Wednesday, October 18, 2006

(MCRS) - MICROS Systems - earnings estimates have been on the rise after the company's impressive fiscal first-quarter earnings

MICROS is experiencing strong earnings momentum. As would be expected, earnings estimates have been on the rise after the company's impressive fiscal first-quarter earnings. Over the past 60 days, this year's numbers have increased 6.0% to $1.94 per share. There is only one analyst covering the stock at the moment.

Full Analysis

MICROS Systems, Inc. (MCRS) engages in the design, manufacture, marketing, and servicing of enterprise information solutions for the hospitality and specialty retail industries. Its enterprise solutions include hotel information systems consisting of software encompassing property management systems, sales and catering systems, central reservation systems, and customer information systems.
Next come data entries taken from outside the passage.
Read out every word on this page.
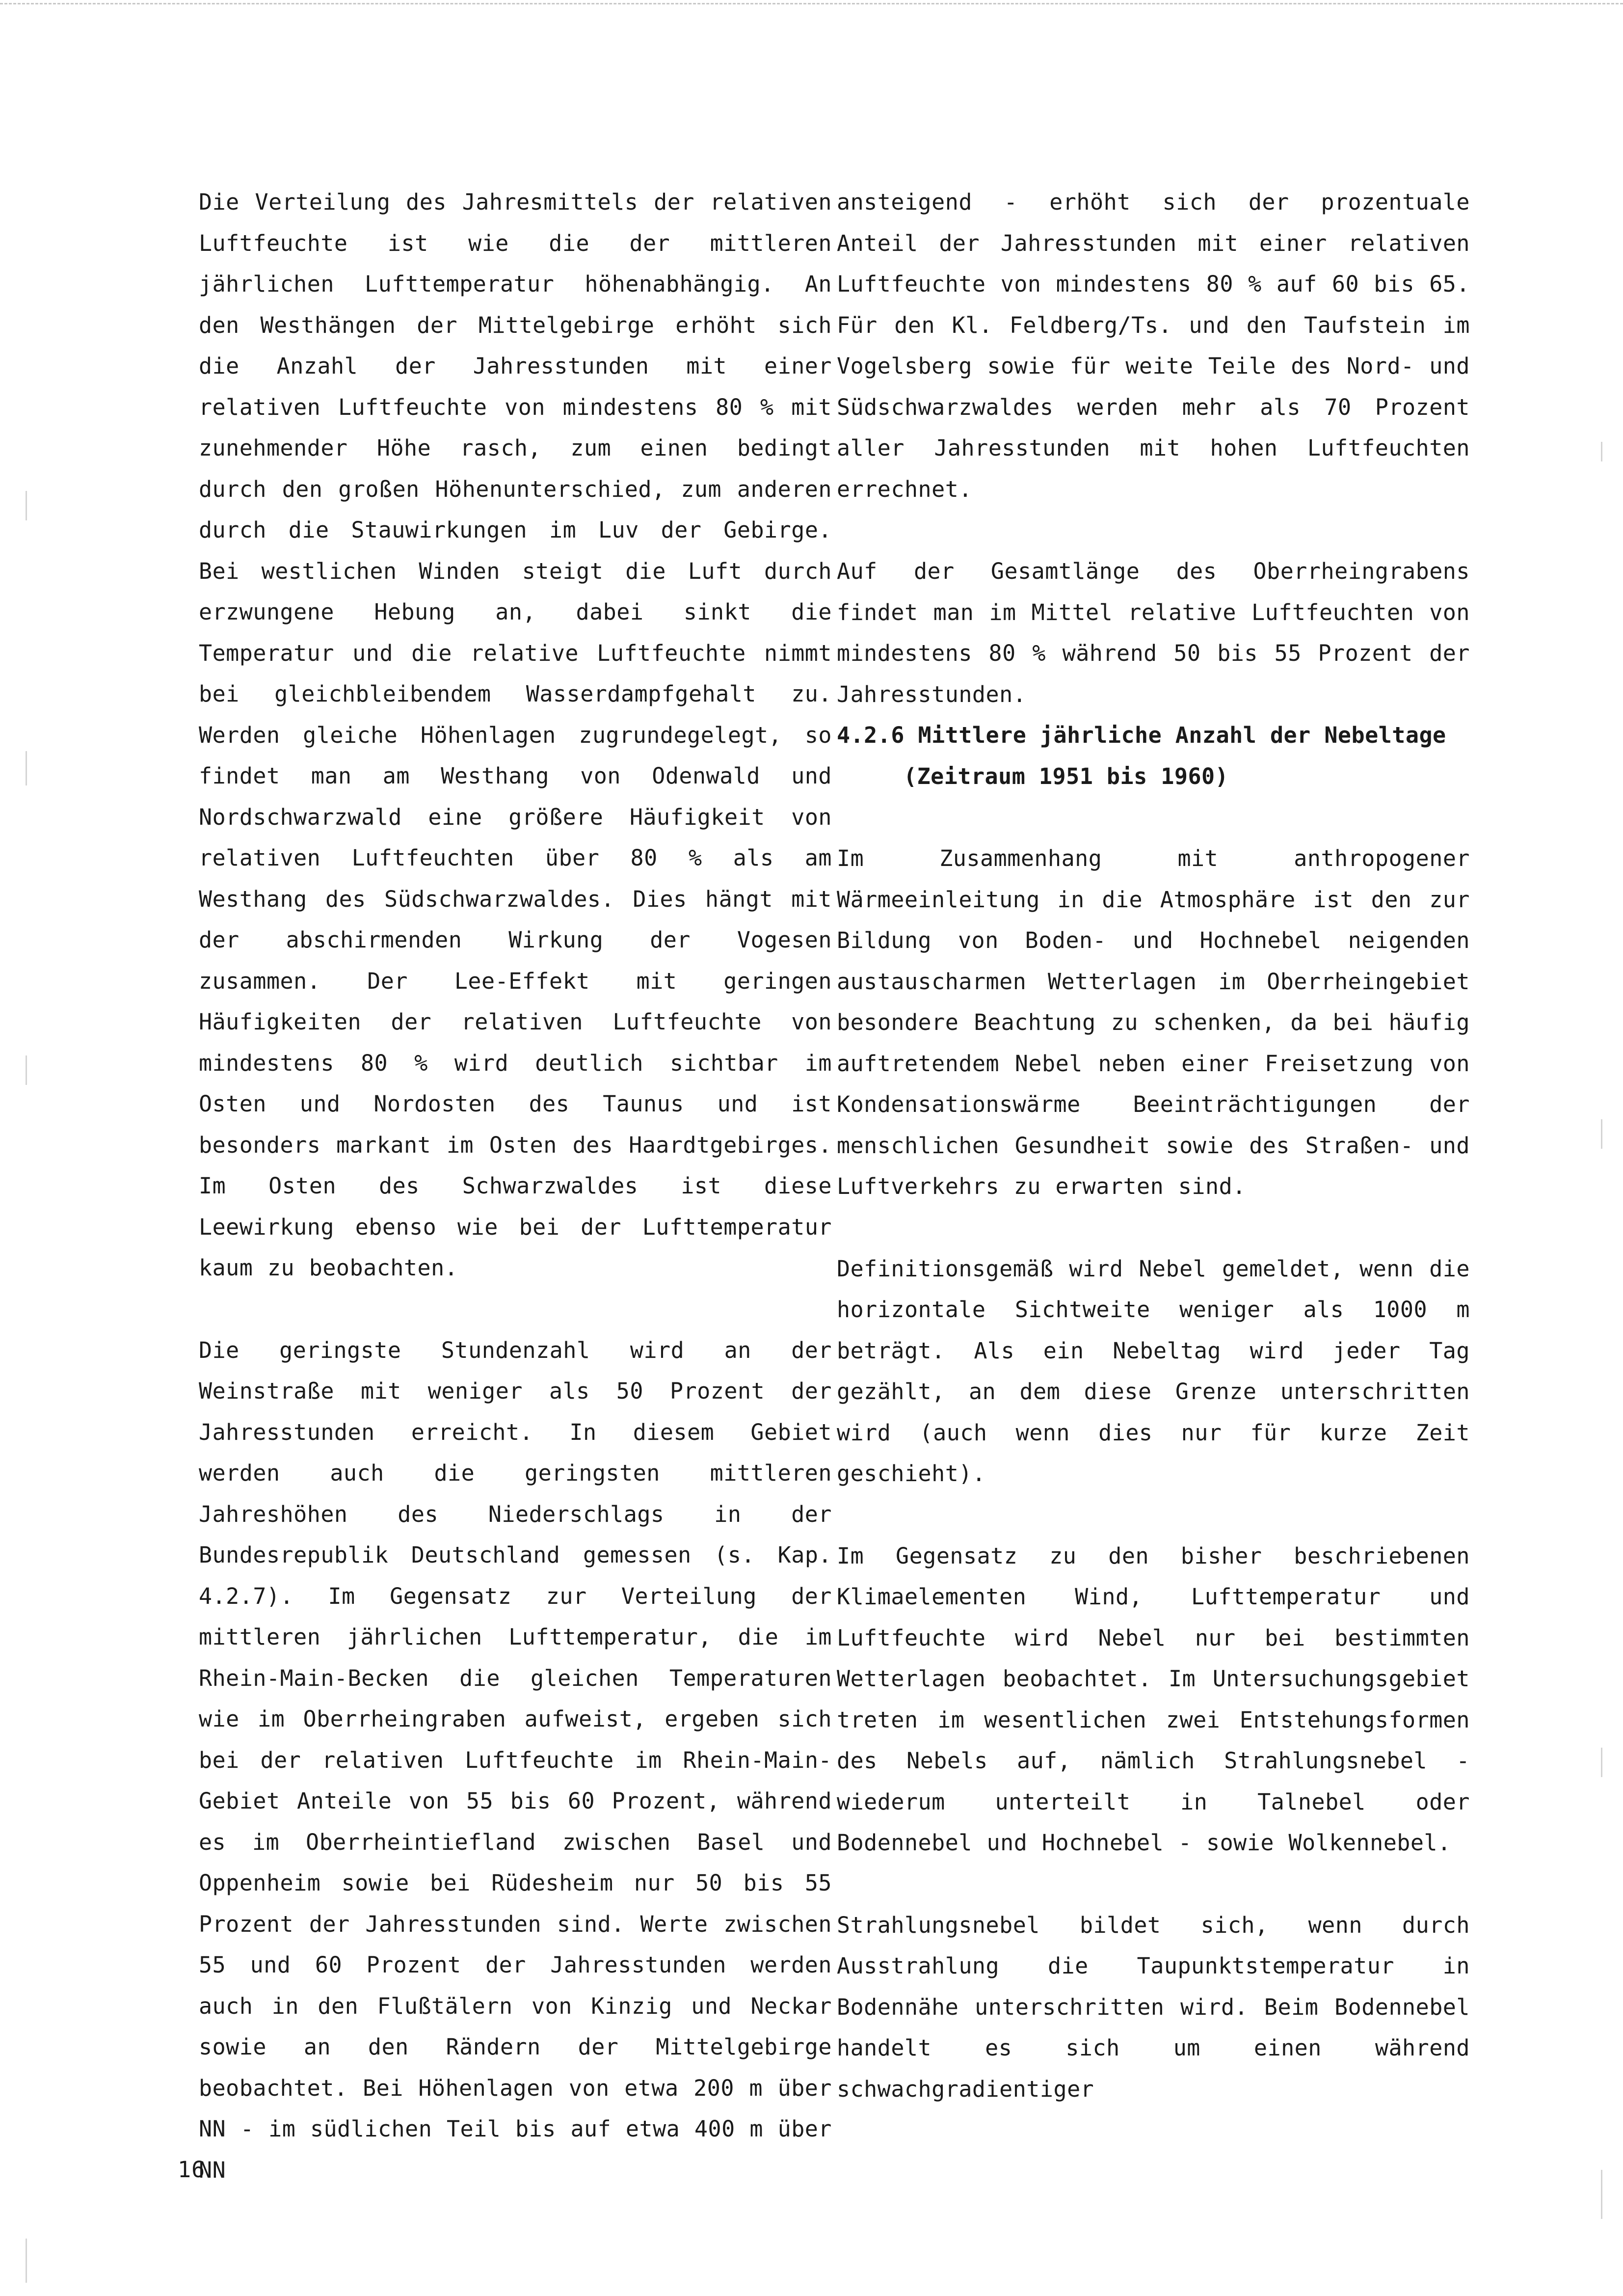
Die Verteilung des Jahresmittels der relativen Luftfeuchte ist wie die der mittleren jährlichen Lufttemperatur höhenabhängig. An den Westhängen der Mittelgebirge erhöht sich die Anzahl der Jahresstunden mit einer relativen Luftfeuchte von mindestens 80 % mit zunehmender Höhe rasch, zum einen bedingt durch den großen Höhenunterschied, zum anderen durch die Stauwirkungen im Luv der Gebirge. Bei westlichen Winden steigt die Luft durch erzwungene Hebung an, dabei sinkt die Temperatur und die relative Luftfeuchte nimmt bei gleichbleibendem Wasserdampfgehalt zu. Werden gleiche Höhenlagen zugrundegelegt, so findet man am Westhang von Odenwald und Nordschwarzwald eine größere Häufigkeit von relativen Luftfeuchten über 80 % als am Westhang des Südschwarzwaldes. Dies hängt mit der abschirmenden Wirkung der Vogesen zusammen. Der Lee-Effekt mit geringen Häufigkeiten der relativen Luftfeuchte von mindestens 80 % wird deutlich sichtbar im Osten und Nordosten des Taunus und ist besonders markant im Osten des Haardtgebirges. Im Osten des Schwarzwaldes ist diese Leewirkung ebenso wie bei der Lufttemperatur kaum zu beobachten.

Die geringste Stundenzahl wird an der Weinstraße mit weniger als 50 Prozent der Jahresstunden erreicht. In diesem Gebiet werden auch die geringsten mittleren Jahreshöhen des Niederschlags in der Bundesrepublik Deutschland gemessen (s. Kap. 4.2.7). Im Gegensatz zur Verteilung der mittleren jährlichen Lufttemperatur, die im Rhein-Main-Becken die gleichen Temperaturen wie im Oberrheingraben aufweist, ergeben sich bei der relativen Luftfeuchte im Rhein-Main-Gebiet Anteile von 55 bis 60 Prozent, während es im Oberrheintiefland zwischen Basel und Oppenheim sowie bei Rüdesheim nur 50 bis 55 Prozent der Jahresstunden sind. Werte zwischen 55 und 60 Prozent der Jahresstunden werden auch in den Flußtälern von Kinzig und Neckar sowie an den Rändern der Mittelgebirge beobachtet. Bei Höhenlagen von etwa 200 m über NN - im südlichen Teil bis auf etwa 400 m über NN

ansteigend - erhöht sich der prozentuale Anteil der Jahresstunden mit einer relativen Luftfeuchte von mindestens 80 % auf 60 bis 65. Für den Kl. Feldberg/Ts. und den Taufstein im Vogelsberg sowie für weite Teile des Nord- und Südschwarzwaldes werden mehr als 70 Prozent aller Jahresstunden mit hohen Luftfeuchten errechnet.

Auf der Gesamtlänge des Oberrheingrabens findet man im Mittel relative Luftfeuchten von mindestens 80 % während 50 bis 55 Prozent der Jahresstunden.

4.2.6 Mittlere jährliche Anzahl der Nebeltage
(Zeitraum 1951 bis 1960)

Im Zusammenhang mit anthropogener Wärmeeinleitung in die Atmosphäre ist den zur Bildung von Boden- und Hochnebel neigenden austauscharmen Wetterlagen im Oberrheingebiet besondere Beachtung zu schenken, da bei häufig auftretendem Nebel neben einer Freisetzung von Kondensationswärme Beeinträchtigungen der menschlichen Gesundheit sowie des Straßen- und Luftverkehrs zu erwarten sind.

Definitionsgemäß wird Nebel gemeldet, wenn die horizontale Sichtweite weniger als 1000 m beträgt. Als ein Nebeltag wird jeder Tag gezählt, an dem diese Grenze unterschritten wird (auch wenn dies nur für kurze Zeit geschieht).

Im Gegensatz zu den bisher beschriebenen Klimaelementen Wind, Lufttemperatur und Luftfeuchte wird Nebel nur bei bestimmten Wetterlagen beobachtet. Im Untersuchungsgebiet treten im wesentlichen zwei Entstehungsformen des Nebels auf, nämlich Strahlungsnebel - wiederum unterteilt in Talnebel oder Bodennebel und Hochnebel - sowie Wolkennebel.

Strahlungsnebel bildet sich, wenn durch Ausstrahlung die Taupunktstemperatur in Bodennähe unterschritten wird. Beim Bodennebel handelt es sich um einen während schwachgradientiger

16
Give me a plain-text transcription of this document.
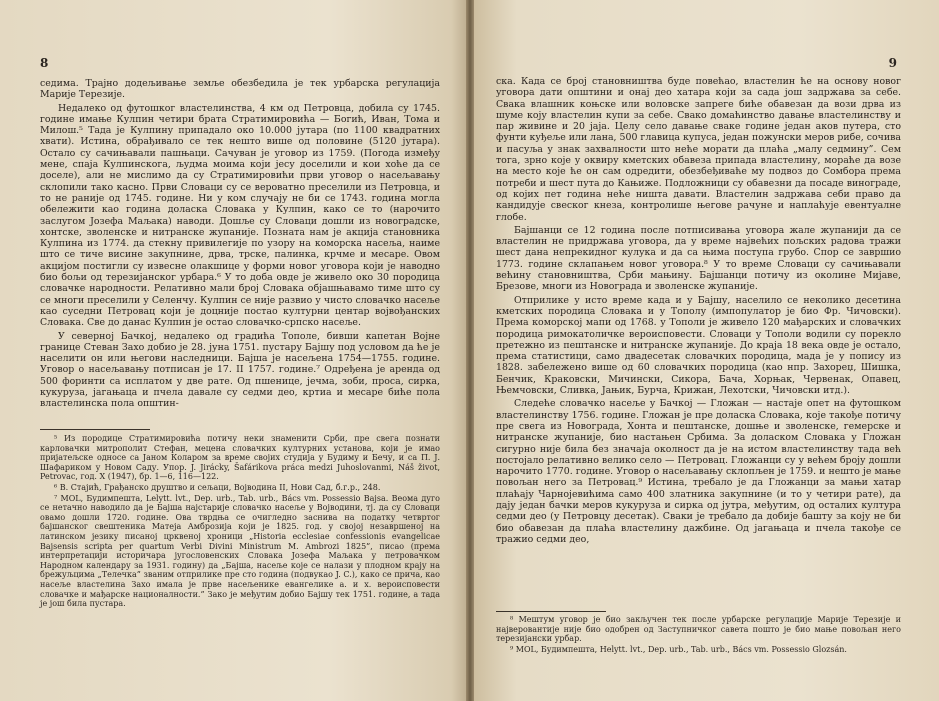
8

седима. Трајно додељивање земље обезбедила је тек урбарска регулација Марије Терезије.

Недалеко од футошког властелинства, 4 км од Петровца, добила су 1745. године имање Кулпин четири брата Стратимировића — Богић, Иван, Тома и Милош.⁵ Тада је Кулпину припадало око 10.000 јутара (по 1100 квадратних хвати). Истина, обрађивало се тек нешто више од половине (5120 јутара). Остало су сачињавали пашњаци. Сачуван је уговор из 1759. (Погода између мене, спаја Кулпинскога, људма моима који јесу доселили и кои хоће да се доселе), али не мислимо да су Стратимировићи први уговор о насељавању склопили тако касно. Први Словаци су се вероватно преселили из Петровца, и то не раније од 1745. године. Ни у ком случају не би се 1743. година могла обележити као година доласка Словака у Кулпин, како се то (нарочито заслугом Јозефа Маљака) наводи. Дошље су Словаци дошли из новоградске, хонтске, зволенске и нитранске жупаније. Позната нам је акција становника Кулпина из 1774. да стекну привилегије по узору на коморска насеља, наиме што се тиче висине закупнине, дрва, трске, палинка, крчме и месаре. Овом акцијом постигли су извесне олакшице у форми новог уговора који је наводно био бољи од терезијанског урбара.⁶ У то доба овде је живело око 30 породица словачке народности. Релативно мали број Словака објашњавамо тиме што су се многи преселили у Селенчу. Кулпин се није развио у чисто словачко насеље као суседни Петровац који је доцније постао културни центар војвођанских Словака. Све до данас Кулпин је остао словачко-српско насеље.

У северној Бачкој, недалеко од градића Тополе, бивши капетан Војне границе Стеван Захо добио је 28. јуна 1751. пустару Бајшу под условом да ће је населити он или његови наследници. Бајша је насељена 1754—1755. године. Уговор о насељавању потписан је 17. II 1757. године.⁷ Одређена је аренда од 500 форинти са исплатом у две рате. Од пшенице, јечма, зоби, проса, сирка, кукуруза, јагањаца и пчела давале су седми део, кртиа и месаре биће пола властелинска пола општин-

⁵ Из породице Стратимировића потичу неки знаменити Срби, пре свега познати карловачки митрополит Стефан, мецена словачких културних установа, који је имао пријатељске односе са Јаном Коларом за време својих студија у Будиму и Бечу, и са П. Ј. Шафариком у Новом Саду. Упор. J. Jirácky, Šafárikova práca medzi Juhoslovanmi, Náš život, Petrovac, год. X (1947), бр. 1—6, 116—122.

⁶ В. Стајић, Грађанско друштво и сељаци, Војводина II, Нови Сад, б.г.р., 248.

⁷ MOL, Будимпешта, Lelytt. lvt., Dep. urb., Tab. urb., Bács vm. Possessio Bajsa. Веома дуго се нетачно наводило да је Бајша најстарије словачко насеље у Војводини, тј. да су Словаци овамо дошли 1720. године. Ова тврдња се очигледно заснива на податку четвртог бајшанског свештеника Матеја Амброзија који је 1825. год. у својој незавршеној на латинском језику писаној црквеној хроници „Historia ecclesiae confessionis evangelicae Bajsensis scripta per quartum Verbi Divini Ministrum M. Ambrozi 1825”, писао (према интерпретацији историчара југословенских Словака Јозефа Маљака у петровачком Народном календару за 1931. годину) да „Бајша, насеље које се налази у плодном крају на брежуљцима „Телечка” званим отприлике пре сто година (подвукао J. C.), како се прича, као насеље властелина Захо имала је прве насељенике евангелике а. и х. вероисповести словачке и мађарске националности.” Зако је међутим добио Бајшу тек 1751. године, а тада је још била пустара.

9

ска. Када се број становништва буде повећао, властелин ће на основу новог уговора дати општини и онај део хатара који за сада још задржава за себе. Свака влашник коњске или воловске запреге биће обавезан да вози дрва из шуме коју властелин купи за себе. Свако домаћинство давање властелинству и пар живине и 20 јаја. Целу село давање сваке године један аков путера, сто фунти куђеље или лана, 500 главица купуса, један пожунски меров рибе, сочива и пасуља у знак захвалности што неће морати да плаћа „малу седмину”. Сем тога, зрно које у оквиру кметских обавеза припада властелину, мораће да возе на место које ће он сам одредити, обезбеђиваће му подвоз до Сомбора према потреби и шест пута до Кањиже. Подложници су обавезни да посаде винограде, од којих пет година неће ништа давати. Властелин задржава себи право да кандидује свеског кнеза, контролише његове рачуне и наплаћује евентуалне глобе.

Бајшанци се 12 година после потписивања уговора жале жупанији да се властелин не придржава уговора, да у време највећих пољских радова тражи шест дана непрекидног кулука и да са њима поступа грубо. Спор се завршио 1773. године склапањем новог уговора.⁸ У то време Словаци су сачињавали већину становништва, Срби мањину. Бајшанци потичу из околине Мијаве, Брезове, многи из Новограда и зволенске жупаније.

Отприлике у исто време када и у Бајшу, населило се неколико десетина кметских породица Словака и у Тополу (импопулатор је био Фр. Чичовски). Према коморској мапи од 1768. у Тополи је живело 120 мађарских и словачких породица римокатоличке вероисповести. Словаци у Тополи водили су порекло претежно из пештанске и нитранске жупаније. До краја 18 века овде је остало, према статистици, само двадесетак словачких породица, мада је у попису из 1828. забележено више од 60 словачких породица (као нпр. Захореџ, Шишка, Бенчик, Краковски, Мичински, Сикора, Бача, Хорњак, Червенак, Опавец, Њемчовски, Сливка, Јањик, Бурча, Крижан, Лехотски, Чичовски итд.).

Следеће словачко насеље у Бачкој — Гложан — настаје опет на футошком властелинству 1756. године. Гложан је пре доласка Словака, које такође потичу пре свега из Новограда, Хонта и пештанске, дошње и зволенске, гемерске и нитранске жупаније, био настањен Србима. За доласком Словака у Гложан сигурно није била без значаја околност да је на истом властелинству тада већ постојало релативно велико село — Петровац. Гложанци су у већем броју дошли нарочито 1770. године. Уговор о насељавању склопљен је 1759. и нешто је мање повољан него за Петровац.⁹ Истина, требало је да Гложанци за мањи хатар плаћају Чарнојевићима само 400 златника закупнине (и то у четири рате), да дају један бачки меров кукуруза и сирка од јутра, међутим, од осталих култура седми део (у Петровцу десетак). Сваки је требало да добије башту за коју не би био обавезан да плаћа властелину дажбине. Од јагањаца и пчела такође се тражио седми део,

⁸ Мештум уговор је био закључен тек после урбарске регулације Марије Терезије и најверовантије није био одобрен од Заступничког савета пошто је био мање повољан него терезијански урбар.

⁹ MOL, Будимпешта, Helytt. lvt., Dep. urb., Tab. urb., Bács vm. Possessio Glozsán.
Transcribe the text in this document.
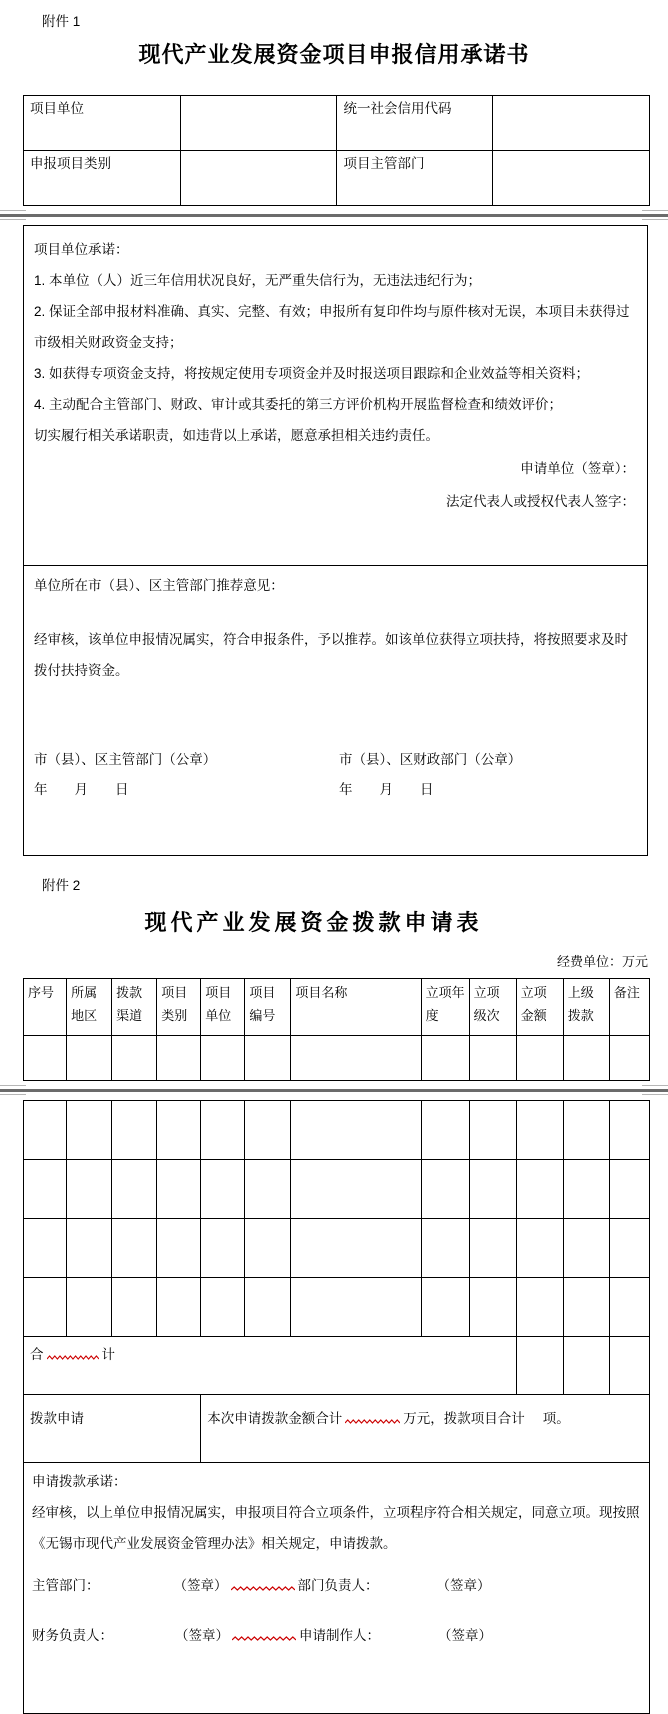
附件 1
现代产业发展资金项目申报信用承诺书
项目单位		统一社会信用代码	
申报项目类别		项目主管部门	
项目单位承诺：
1. 本单位（人）近三年信用状况良好，无严重失信行为，无违法违纪行为；
2. 保证全部申报材料准确、真实、完整、有效；申报所有复印件均与原件核对无误，本项目未获得过市级相关财政资金支持；
3. 如获得专项资金支持，将按规定使用专项资金并及时报送项目跟踪和企业效益等相关资料；
4. 主动配合主管部门、财政、审计或其委托的第三方评价机构开展监督检查和绩效评价；
切实履行相关承诺职责，如违背以上承诺，愿意承担相关违约责任。
申请单位（签章）：
法定代表人或授权代表人签字：
单位所在市（县）、区主管部门推荐意见：
经审核，该单位申报情况属实，符合申报条件，予以推荐。如该单位获得立项扶持，将按照要求及时拨付扶持资金。
市（县）、区主管部门（公章）	市（县）、区财政部门（公章）
年　　月　　日	年　　月　　日
附件 2
现代产业发展资金拨款申请表
经费单位：万元
序号	所属地区	拨款渠道	项目类别	项目单位	项目编号	项目名称	立项年度	立项级次	立项金额	上级拨款	备注

合 计											
拨款申请				本次申请拨款金额合计 万元，拨款项目合计 项。							

申请拨款承诺：
经审核，以上单位申报情况属实，申报项目符合立项条件，立项程序符合相关规定，同意立项。现按照《无锡市现代产业发展资金管理办法》相关规定，申请拨款。
主管部门： （签章） 部门负责人： （签章）
财务负责人： （签章） 申请制作人： （签章）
The company also provides spare parts, media supplies, network products, printers, installation services, operator and manager training, onsite hardware maintenance, customized software development, application software support, credit card software support, systems configuration, network support, help desk, software hosting, and consulting.

Micros reports fiscal first-quarter earnings on October 26. The company turned in exceptional results in its latest quarter in late-August. For the quarter ended June 30, Micros earned $21.4 million, or 53 cents per share, compared with $18.1 million, or 45 cents per share, for the same quarter in 2005. Revenue grew to $191.8 million from $172 million in the year-ago period. Analysts expected 48 cents per share for the company.

Tom Giannopoulos, MICROS's Chairman and CEO, stated: "We are extremely pleased with the record results for the fourth quarter and fiscal year. We are proud of our achievements and are appreciative of the trust that customers put in our products and services. The quality of our products and the outstanding efforts of our employees continue to contribute to our success."

As would be expected, earnings estimates have been on the rise after the company's impressive fiscal first-quarter earnings. Over the past 60 days, this year's numbers have increased 6.0% to $1.94 per share. There is only one analyst covering the stock at the moment. The stock is trading at 22.4x next year's estimate of $2.25 per share, above the long-term growth rate of 16.50%, giving the stock a PEG ratio of 1.36.